Je laisse Naïma lui répondre. Je contemple les paysages qui s’offrent à nous au travers des vitres sales- en me disant que j’aurais bien pris un troisième café-lait concentré sucré. Ici je vois ce qui doit être une église, avec une grande banderole de tissus déployée au premier étage du bâtiment : « SI TU CRAINS DIEU, VENEZ ICI ». Là, au milieu d’un rond-point mille fois plus bordélique que celui de l’étoile à Paris – mais sans tout son décorum – un rond-point vide – un sapin de Noël. Je suis pas en train d’halluciner. Un sapin de Noël… 28°C , aux portes du désert. Normal.

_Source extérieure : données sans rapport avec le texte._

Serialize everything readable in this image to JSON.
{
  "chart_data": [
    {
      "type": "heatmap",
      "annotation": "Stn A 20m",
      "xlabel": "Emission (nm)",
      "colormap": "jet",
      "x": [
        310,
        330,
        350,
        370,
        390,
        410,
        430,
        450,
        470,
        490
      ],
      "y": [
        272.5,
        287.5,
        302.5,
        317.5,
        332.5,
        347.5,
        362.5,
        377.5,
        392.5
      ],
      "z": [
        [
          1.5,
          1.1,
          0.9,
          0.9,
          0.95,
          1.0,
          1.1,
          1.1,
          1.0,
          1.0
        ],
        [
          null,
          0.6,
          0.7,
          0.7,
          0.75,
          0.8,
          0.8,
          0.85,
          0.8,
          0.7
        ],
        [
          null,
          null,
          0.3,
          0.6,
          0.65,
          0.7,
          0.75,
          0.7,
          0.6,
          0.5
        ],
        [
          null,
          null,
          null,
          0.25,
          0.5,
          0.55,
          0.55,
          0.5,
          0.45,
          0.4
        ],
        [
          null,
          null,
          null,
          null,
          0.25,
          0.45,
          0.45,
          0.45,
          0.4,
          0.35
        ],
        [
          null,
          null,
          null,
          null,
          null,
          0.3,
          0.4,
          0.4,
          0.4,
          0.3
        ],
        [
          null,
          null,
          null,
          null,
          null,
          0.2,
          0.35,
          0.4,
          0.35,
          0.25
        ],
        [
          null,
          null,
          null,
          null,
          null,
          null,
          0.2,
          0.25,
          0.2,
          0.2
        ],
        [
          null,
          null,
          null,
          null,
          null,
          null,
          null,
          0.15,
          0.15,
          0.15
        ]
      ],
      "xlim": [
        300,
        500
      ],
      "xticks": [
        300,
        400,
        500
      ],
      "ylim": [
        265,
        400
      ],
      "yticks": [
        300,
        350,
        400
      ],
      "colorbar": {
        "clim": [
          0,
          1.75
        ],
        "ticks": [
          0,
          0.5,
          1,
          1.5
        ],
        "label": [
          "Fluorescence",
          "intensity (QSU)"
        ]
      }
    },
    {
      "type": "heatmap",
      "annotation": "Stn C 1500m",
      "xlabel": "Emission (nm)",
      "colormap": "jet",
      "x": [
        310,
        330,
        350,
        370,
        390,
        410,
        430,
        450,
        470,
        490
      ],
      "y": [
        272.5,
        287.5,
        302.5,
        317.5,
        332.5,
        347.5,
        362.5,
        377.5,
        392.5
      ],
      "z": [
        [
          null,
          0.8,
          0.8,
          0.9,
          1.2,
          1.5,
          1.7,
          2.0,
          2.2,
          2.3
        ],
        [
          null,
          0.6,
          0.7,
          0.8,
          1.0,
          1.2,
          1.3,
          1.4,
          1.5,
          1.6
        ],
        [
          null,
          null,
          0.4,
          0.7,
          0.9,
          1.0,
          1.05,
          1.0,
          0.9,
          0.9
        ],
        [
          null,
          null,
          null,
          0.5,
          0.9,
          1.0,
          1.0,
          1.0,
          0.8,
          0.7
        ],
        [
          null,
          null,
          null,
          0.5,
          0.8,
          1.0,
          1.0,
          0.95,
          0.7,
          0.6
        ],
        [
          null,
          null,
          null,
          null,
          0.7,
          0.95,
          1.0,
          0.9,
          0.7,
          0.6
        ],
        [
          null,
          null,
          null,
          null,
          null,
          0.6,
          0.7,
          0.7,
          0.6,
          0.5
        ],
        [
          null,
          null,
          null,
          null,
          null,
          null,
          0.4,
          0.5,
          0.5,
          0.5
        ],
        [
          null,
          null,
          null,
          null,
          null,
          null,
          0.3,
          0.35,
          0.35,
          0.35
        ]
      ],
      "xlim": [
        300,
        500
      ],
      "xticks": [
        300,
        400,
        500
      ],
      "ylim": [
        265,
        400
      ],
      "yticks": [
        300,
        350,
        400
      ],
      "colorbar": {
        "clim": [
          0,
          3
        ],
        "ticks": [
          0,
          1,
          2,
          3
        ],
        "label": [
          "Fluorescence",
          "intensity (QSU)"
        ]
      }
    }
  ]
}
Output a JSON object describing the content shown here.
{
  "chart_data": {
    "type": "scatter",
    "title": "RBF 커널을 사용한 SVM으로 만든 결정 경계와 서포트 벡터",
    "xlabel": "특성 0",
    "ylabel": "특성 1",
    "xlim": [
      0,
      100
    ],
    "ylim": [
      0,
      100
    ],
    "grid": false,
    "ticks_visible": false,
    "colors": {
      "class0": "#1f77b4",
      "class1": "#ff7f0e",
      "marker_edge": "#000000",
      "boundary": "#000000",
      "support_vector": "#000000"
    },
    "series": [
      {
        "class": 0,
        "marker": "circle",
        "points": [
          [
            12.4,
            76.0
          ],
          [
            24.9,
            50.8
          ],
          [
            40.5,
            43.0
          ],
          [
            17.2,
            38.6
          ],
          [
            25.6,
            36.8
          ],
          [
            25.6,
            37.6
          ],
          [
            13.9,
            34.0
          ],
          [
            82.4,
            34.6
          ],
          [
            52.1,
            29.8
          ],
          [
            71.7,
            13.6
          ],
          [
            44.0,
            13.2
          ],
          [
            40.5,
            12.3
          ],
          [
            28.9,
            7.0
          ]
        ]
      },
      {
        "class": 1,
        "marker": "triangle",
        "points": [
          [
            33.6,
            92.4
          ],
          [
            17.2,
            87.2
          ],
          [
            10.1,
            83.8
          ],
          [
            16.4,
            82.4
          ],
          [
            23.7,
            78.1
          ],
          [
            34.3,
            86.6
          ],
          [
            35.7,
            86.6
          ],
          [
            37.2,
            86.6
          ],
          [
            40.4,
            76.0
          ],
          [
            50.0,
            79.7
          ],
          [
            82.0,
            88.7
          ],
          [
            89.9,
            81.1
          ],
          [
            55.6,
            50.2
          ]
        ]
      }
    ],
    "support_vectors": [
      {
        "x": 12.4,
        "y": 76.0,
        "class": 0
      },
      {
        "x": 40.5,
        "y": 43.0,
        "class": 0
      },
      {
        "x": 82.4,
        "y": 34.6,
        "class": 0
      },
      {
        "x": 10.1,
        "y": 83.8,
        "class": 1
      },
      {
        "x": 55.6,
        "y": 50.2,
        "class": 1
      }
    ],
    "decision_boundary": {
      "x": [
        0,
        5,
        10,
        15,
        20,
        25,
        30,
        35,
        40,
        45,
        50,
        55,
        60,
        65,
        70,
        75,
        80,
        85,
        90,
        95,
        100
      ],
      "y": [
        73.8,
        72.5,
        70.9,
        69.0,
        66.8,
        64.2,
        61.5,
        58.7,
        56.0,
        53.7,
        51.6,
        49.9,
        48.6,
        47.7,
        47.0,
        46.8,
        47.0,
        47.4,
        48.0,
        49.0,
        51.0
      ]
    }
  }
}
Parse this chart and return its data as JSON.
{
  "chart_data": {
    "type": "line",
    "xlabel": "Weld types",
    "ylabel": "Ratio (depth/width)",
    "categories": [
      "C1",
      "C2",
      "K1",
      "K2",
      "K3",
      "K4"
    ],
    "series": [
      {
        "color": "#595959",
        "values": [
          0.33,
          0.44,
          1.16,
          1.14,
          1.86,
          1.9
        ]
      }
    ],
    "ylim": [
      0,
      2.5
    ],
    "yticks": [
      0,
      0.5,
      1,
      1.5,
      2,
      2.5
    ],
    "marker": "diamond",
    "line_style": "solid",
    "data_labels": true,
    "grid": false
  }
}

Je me dis que le nombre d’accidents de zems dans la capitale économique du Bénin est horrifiant, je me dis qu’au moins dans cette voiture, dans cette carcasse de métal on est plus ou moins en sécurité. C’est alors que je me tourne vers Naïma sur le siège arrière et que je vois le sol moitié bitume moitié terre battue défiler. Il y a un trou sous ses pieds ! – d’une bonne soixantaine de centimètres de diamètre. C’est aussi à ce moment que le taxi s’arrête à un stop et que j’entends un bruit fracassant devant nous. Au delà du pare-brise fissuré, la tôle du capot se fend en deux sous mes yeux et se fait éjecter comme un indésirable sur le bas côté. J’inspire profondément. J’essuie la sueur de mon front. Tout va bien. Tout va bien.

Le taxi nous dépose au marché de Dantokpa – le plus grand marché à ciel ouvert d’Afrique de l’Ouest. Notre excursion touristique de la journée. Premier réflexe de Yovo yovo : trouver un guide. Parmi ceux qui attendent là, au coin d’une allée, à alpaguer les touristes pour mieux les arnaquer, on en choisi un – chétif, mignon et innocent. Déodat, six ans – quand on vient à sa rencontre il nous raconte tout de go qu’il se fait appeler Zizou parce qu’il est né le jour de la finale de la coupe du monde – celle de 1998 bien sûr. Six ans le gamin – et c’est en sa compagnie qu’on part se perdre dans la foule de ce trouve-tout gargantuesque et vertigineux.

Zizou et ses copains

Zizou et ses copains

Naïma et Déodat. Faut pas que je les perde de vue. Faut pas que je les perde de vue. Et ça se bouscule tout partout autour de moi, ça se serre tout contre moi. Un autre café-lait concentré sucré pour me tenir alerte – il m’en faut un. Parfois je dois courir rastas au vent dans ce labyrinthe pour rattraper Naïma.

À un stand de bouffe qui pue la friture et la viande laissée au soleil depuis trop longtemps elle me dit : «  On est comme une pointe de lait dans un océan de café. ». Cette phrase me marque et me détend – je suis plus à même de lutter contre la marée humaine qui m’attend à chaque allée, dans chaque coin.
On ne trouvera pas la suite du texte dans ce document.